There was a padlock on the door. It was undone and hung loosely. She opened the door. The light inside was poor and on the floor were a few rotting vegetables.
She stepped inside. Nicholas was sitting to her left, his hands and feet bound by rope. His eyes seemed to be trying to warn her….
Simultaneously she felt a gun barrel in her back and a very English voice saying: ‘Please don’t shout or move, Miss Okana.’
* * *
Paul Kingdon was puzzled by Suzy Okana’s decision to return to London but not perturbed. She had served her purpose, helping him to retain his image by bringing a girl ‘of dubious reputation’ into the château. The Establishment had trembled. (Nothing compared with the bloody great shudders when they read Brossard’s column and realised the extent to which he had got out of dollars before them!)
So there was no further point in her staying in France. He would meet her in London and they would fly together to Switzerland, where he was already negotiating the purchase of gold from the traders on Zurich’s Bahnhofstrasse and Paradeplatz. A compact, private fortune with a glittering core of diamonds.
The price: $5 million. Blackmail, but it wouldn’t be the first time he had clinched deals through methods which weren’t far removed from extortion. Five million worthless dollars, he reminded himself.
And if anything went wrong with Brossard’s grandiose scheme, then he would go public and fight as he had fought before, because Paul Kingdon always hedged his bets, and when he’d won the fight he would get Prentice to recommence his investigations into the London branch of the Gerard banking family and uncover some deal that would put the flabby shit in the dock at the Old Bailey.
He invited Brossard to his room for lunch.
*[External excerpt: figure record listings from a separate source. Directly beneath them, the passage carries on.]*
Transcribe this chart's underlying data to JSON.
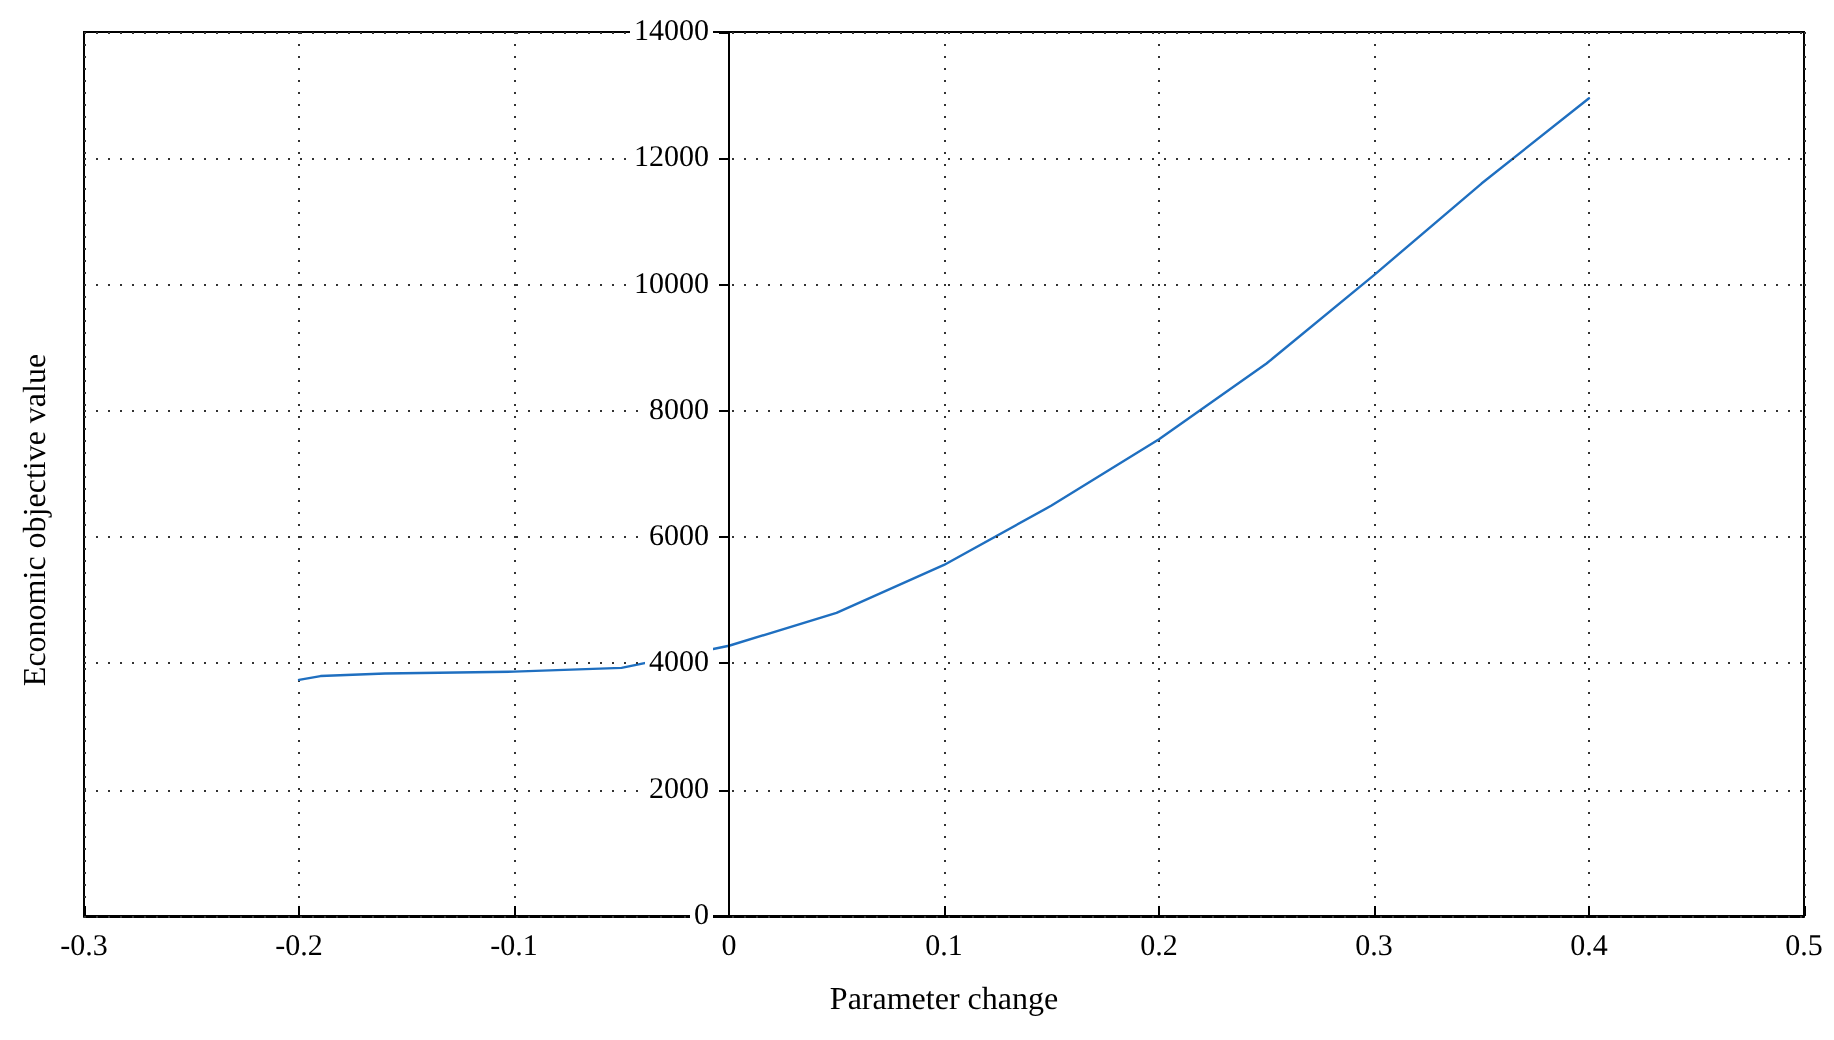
{
  "chart_data": {
    "type": "line",
    "xlabel": "Parameter change",
    "ylabel": "Economic objective value",
    "color": "#1f6fc0",
    "marker": "none",
    "line_style": "solid",
    "grid": true,
    "x": [
      -0.2,
      -0.19,
      -0.16,
      -0.1,
      -0.05,
      0,
      0.05,
      0.1,
      0.15,
      0.2,
      0.25,
      0.3,
      0.35,
      0.4
    ],
    "values": [
      3740,
      3800,
      3840,
      3870,
      3930,
      4280,
      4800,
      5560,
      6500,
      7550,
      8750,
      10150,
      11600,
      12950
    ],
    "xlim": [
      -0.3,
      0.5
    ],
    "xticks": [
      -0.3,
      -0.2,
      -0.1,
      0,
      0.1,
      0.2,
      0.3,
      0.4,
      0.5
    ],
    "ylim": [
      0,
      14000
    ],
    "yticks": [
      0,
      2000,
      4000,
      6000,
      8000,
      10000,
      12000,
      14000
    ]
  }
}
They ate lobster and drank a bottle of fine dry Sancerre. Kingdon had considered checking the room for bugs but remembered that Anderson had swept all the rooms that morning; a thorough man Anderson.
Brossard picked at his lobster, took sparrow sips of white wine.
Kingdon said: ‘All set, Pierre?’
Brossard nodded. His wounded arm lay on the table beside him. Like a cumbersome piece of cutlery, Kingdon thought. ‘The column appears tomorrow. But some of it will be leaked tonight to catch the markets in different time zones.’
‘And the Russians?’
‘As I told you, they are poised to sell on a massive scale.’
‘And the speculators?’
‘You have nothing to fear,’ Brossard said.
‘What if the OPEC countries renege on their decision to cut off oil supplies to America? If that part of your story’s true….’
‘It will be too late to save the dollar.’
Kingdon cracked a lobster claw and said: ‘How did you get all this information about the Russians’ intentions, Pierre?’
‘You don’t imagine I’ll tell you?’
‘Do a bit of work for the Russians on the side, do you?’ ‘I didn’t accept your invitation to lunch to be interrogated.’
‘Never answer a question, do you, Pierre?’ Kingdon poured himself more wine.
‘Not stupid ones.’
‘Funny thing is, back in England you had me by the short and curlies. Now it’s the other way round. You can’t back out of a bleeding thing.’ Kingdon drank some wine. ‘You know what I think, Pierre?’
‘I don’t really care what you think.’
‘I don’t think anyone was trying to kill you yesterday. I think you work for the Kremlin. I think they were just giving you a little warning. Balls this one up, Comrade Brossard, and we won’t miss next time.’
Brossard pushed his plate away as though he had lost what little appetite he had possessed.